Specialized software packages are crucial for processing and interpreting deviation survey data. These software applications facilitate:

• Data Import and Validation: Import data from various survey instruments, validate for errors and inconsistencies.
• Trajectory Calculation: Apply different mathematical models (minimum curvature, radius of curvature, etc.) to compute the 3D wellbore trajectory.
• Visualization: Create 2D and 3D representations of the wellbore path, showing inclination, azimuth, and other relevant parameters.
• Report Generation: Generate comprehensive reports containing all essential survey data, plots, and interpretations.
• Well Planning Integration: Seamlessly integrate with well planning software for optimized drilling strategies.

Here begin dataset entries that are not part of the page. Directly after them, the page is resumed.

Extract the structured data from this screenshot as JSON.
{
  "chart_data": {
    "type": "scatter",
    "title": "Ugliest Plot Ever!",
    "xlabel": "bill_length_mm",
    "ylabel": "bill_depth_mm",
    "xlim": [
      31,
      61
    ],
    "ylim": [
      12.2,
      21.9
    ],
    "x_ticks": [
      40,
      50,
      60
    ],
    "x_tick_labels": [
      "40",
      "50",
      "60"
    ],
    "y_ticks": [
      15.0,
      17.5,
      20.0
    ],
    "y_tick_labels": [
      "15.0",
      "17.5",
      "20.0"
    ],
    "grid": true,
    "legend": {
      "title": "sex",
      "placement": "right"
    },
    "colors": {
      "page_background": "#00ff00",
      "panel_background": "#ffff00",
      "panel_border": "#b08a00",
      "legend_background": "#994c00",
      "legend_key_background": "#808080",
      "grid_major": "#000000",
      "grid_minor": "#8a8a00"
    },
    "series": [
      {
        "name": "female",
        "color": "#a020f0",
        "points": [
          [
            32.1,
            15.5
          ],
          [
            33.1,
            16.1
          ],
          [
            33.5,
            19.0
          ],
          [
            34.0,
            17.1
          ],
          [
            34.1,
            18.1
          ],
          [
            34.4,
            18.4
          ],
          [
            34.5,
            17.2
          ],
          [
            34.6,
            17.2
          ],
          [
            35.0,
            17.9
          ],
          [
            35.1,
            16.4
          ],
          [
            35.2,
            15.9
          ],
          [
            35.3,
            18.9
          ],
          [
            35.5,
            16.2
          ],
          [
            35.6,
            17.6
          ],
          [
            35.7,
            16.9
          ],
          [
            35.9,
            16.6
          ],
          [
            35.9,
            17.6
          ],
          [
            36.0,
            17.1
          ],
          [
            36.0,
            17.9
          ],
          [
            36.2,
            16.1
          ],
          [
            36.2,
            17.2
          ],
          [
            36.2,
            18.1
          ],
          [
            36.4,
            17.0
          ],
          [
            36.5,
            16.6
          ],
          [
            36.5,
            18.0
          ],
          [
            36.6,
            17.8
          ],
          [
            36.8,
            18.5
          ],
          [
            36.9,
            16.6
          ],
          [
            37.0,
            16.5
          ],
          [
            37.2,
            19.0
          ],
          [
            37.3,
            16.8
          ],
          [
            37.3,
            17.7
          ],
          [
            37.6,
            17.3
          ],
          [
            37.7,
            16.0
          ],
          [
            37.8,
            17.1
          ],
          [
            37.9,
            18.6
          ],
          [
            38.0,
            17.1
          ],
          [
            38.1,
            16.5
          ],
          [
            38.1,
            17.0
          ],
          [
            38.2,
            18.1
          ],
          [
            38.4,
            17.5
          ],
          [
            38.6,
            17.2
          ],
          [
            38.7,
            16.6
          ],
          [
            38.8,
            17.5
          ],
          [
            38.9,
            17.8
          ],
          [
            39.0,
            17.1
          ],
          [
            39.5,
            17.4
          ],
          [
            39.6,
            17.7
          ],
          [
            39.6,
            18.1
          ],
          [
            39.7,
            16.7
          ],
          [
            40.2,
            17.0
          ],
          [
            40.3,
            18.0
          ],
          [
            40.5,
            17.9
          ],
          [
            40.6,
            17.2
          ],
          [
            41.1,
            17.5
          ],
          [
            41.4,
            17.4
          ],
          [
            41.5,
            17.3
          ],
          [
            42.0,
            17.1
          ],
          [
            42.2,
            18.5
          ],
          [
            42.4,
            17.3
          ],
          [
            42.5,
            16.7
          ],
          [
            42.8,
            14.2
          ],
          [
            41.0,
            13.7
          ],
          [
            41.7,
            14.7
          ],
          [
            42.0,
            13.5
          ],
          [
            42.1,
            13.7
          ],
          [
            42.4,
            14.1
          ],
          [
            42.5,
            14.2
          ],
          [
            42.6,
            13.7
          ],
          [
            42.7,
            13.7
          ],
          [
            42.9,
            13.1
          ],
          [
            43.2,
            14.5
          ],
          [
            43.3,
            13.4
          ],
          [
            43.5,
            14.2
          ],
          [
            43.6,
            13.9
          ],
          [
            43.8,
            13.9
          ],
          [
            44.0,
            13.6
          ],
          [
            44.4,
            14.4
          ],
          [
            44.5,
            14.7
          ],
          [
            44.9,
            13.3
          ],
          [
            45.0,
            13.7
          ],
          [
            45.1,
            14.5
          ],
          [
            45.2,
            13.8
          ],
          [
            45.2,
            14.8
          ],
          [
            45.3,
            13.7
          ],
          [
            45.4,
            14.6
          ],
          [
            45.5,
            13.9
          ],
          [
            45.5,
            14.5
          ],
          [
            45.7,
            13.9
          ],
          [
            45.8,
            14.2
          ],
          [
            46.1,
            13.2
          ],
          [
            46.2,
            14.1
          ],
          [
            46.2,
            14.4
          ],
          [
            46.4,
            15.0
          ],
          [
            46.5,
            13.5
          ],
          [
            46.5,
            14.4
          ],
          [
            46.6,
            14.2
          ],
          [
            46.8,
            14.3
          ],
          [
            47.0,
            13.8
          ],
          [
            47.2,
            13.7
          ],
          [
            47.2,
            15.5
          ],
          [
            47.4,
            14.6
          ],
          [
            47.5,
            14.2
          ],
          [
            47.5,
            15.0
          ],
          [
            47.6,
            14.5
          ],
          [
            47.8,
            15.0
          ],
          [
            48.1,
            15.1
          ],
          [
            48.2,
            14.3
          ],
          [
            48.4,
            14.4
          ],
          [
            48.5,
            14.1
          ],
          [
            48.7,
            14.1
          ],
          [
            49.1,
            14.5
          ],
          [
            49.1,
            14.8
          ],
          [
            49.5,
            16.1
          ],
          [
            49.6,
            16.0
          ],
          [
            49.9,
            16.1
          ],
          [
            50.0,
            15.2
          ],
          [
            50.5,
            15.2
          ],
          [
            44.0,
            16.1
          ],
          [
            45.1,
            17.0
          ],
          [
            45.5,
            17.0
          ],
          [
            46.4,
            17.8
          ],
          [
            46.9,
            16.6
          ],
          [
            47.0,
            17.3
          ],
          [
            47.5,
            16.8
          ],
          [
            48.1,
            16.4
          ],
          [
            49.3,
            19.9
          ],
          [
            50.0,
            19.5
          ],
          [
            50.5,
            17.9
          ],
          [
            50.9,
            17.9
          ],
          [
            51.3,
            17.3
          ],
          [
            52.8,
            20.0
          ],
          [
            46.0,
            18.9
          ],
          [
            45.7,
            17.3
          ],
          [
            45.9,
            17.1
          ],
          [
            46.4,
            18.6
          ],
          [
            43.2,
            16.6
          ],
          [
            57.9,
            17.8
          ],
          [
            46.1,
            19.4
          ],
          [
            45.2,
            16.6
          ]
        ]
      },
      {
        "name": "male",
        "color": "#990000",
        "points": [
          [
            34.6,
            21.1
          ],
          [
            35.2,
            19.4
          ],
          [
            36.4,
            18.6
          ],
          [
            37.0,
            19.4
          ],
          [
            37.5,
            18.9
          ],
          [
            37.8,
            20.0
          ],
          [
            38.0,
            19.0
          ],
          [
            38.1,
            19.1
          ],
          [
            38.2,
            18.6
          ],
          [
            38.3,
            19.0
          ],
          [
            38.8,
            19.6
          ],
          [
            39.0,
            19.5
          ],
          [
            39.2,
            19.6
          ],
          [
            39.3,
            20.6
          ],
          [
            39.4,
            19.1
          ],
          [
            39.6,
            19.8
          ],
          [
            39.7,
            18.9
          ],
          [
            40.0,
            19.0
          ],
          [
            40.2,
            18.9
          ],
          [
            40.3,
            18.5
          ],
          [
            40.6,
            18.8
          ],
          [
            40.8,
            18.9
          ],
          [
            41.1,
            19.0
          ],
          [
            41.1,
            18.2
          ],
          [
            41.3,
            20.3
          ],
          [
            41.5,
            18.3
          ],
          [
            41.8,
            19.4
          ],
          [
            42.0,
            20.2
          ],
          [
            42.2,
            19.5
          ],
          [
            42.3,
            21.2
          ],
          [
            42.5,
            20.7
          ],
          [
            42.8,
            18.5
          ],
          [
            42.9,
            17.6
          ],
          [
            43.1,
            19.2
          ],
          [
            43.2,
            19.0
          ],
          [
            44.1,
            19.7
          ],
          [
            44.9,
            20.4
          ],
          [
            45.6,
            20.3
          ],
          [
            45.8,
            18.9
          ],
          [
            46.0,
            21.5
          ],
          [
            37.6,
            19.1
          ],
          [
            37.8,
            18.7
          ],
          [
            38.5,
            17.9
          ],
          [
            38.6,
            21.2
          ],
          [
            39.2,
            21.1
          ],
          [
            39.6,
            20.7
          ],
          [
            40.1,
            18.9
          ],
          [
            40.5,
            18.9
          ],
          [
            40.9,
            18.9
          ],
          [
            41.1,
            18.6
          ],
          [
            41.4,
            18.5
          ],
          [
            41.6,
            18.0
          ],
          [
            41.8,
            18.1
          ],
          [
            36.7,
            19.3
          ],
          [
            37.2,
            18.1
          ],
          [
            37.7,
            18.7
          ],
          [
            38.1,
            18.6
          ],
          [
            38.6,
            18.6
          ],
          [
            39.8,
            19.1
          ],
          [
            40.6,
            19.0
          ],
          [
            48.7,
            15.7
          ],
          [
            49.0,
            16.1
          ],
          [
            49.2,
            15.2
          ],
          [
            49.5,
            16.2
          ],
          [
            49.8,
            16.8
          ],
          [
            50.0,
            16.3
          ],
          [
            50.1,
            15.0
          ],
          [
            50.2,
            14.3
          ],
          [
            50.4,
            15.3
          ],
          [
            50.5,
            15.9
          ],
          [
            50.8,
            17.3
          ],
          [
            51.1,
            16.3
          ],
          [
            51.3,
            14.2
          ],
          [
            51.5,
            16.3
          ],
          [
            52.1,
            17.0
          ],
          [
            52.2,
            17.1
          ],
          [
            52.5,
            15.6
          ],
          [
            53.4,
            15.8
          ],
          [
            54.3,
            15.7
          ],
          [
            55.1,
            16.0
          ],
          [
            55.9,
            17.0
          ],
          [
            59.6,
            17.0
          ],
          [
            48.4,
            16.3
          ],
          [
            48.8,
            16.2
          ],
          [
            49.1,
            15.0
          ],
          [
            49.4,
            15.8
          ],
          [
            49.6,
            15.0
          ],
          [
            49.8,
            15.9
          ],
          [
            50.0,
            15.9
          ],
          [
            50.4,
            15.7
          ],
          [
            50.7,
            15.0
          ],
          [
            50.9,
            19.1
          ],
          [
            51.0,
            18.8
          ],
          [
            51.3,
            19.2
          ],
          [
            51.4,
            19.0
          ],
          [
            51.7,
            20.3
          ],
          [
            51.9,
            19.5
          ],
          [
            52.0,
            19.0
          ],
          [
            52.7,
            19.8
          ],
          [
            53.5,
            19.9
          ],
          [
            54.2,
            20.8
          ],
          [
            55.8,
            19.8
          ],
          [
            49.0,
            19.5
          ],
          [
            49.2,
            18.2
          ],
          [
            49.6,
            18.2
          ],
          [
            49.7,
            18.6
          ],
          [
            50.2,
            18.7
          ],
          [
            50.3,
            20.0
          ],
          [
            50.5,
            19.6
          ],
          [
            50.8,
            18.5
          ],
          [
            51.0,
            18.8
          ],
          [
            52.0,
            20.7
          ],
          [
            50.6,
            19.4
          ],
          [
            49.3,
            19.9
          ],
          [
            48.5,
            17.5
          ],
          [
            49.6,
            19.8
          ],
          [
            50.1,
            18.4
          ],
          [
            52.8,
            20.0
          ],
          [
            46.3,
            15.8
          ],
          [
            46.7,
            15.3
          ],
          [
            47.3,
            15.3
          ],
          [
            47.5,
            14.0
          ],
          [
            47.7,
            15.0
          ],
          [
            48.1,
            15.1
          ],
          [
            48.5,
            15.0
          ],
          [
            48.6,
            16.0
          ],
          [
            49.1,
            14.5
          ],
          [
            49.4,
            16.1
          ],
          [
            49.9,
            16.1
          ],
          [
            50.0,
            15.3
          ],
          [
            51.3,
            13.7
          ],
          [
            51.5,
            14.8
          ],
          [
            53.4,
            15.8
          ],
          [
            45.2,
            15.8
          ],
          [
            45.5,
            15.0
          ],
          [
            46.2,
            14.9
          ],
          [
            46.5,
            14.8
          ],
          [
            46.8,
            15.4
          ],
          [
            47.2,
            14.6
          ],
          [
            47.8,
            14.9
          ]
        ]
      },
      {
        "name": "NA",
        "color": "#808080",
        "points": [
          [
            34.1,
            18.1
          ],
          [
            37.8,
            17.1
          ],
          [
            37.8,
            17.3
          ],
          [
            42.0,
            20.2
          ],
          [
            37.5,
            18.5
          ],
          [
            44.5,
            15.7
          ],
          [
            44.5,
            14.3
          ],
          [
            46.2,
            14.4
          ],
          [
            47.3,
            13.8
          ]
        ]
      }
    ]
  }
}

Examples of such software include Petrel (Schlumberger), Kingdom (IHS Markit), and specialized deviation survey processing packages from various service providers.

Chapter 4: Best Practices

Maintaining accuracy and reliability in deviation surveys requires adherence to several best practices:

• Regular Surveys: Frequent surveys are crucial, especially in complex geological formations or during high-angle drilling. The frequency should balance accuracy requirements with operational efficiency and costs.
• Calibration and Maintenance: Regular calibration and maintenance of survey instruments are essential for ensuring measurement accuracy.
• Quality Control: Rigorous quality control procedures, including data validation and error checks, should be implemented throughout the survey process.
• Standardized Procedures: Following standardized procedures for data acquisition, processing, and interpretation ensures consistency and minimizes errors.
• Experienced Personnel: Using experienced and trained personnel is vital for proper instrument handling, data acquisition, and interpretation.
• Environmental Considerations: Following environmental regulations when conducting surveys is crucial for maintaining environmental protection.

Chapter 5: Case Studies

Several case studies demonstrate the importance of accurate deviation surveys:

• Case Study 1: Avoiding a Collision: A detailed deviation survey allowed operators to prevent a potential collision between two wells by detecting a significant deviation from the planned trajectory.
• Case Study 2: Optimizing Reservoir Contact: Precise deviation surveys enabled operators to optimize the well's position within the reservoir, increasing hydrocarbon production.
• Case Study 3: Mitigating Wellbore Instability: Early detection of excessive deviation through frequent surveys allowed engineers to adjust drilling parameters and prevent wellbore instability issues, reducing non-productive time and costs.
• Case Study 4: Successful Horizontal Well Completion: Accurate deviation surveys played a critical role in successfully drilling and completing a long horizontal wellbore in a challenging geological setting.

These case studies showcase how deviation surveys can help prevent costly accidents, optimize drilling operations, and enhance overall production efficiency. Specific details of the case studies would require confidential data from real-world projects which is unavailable here.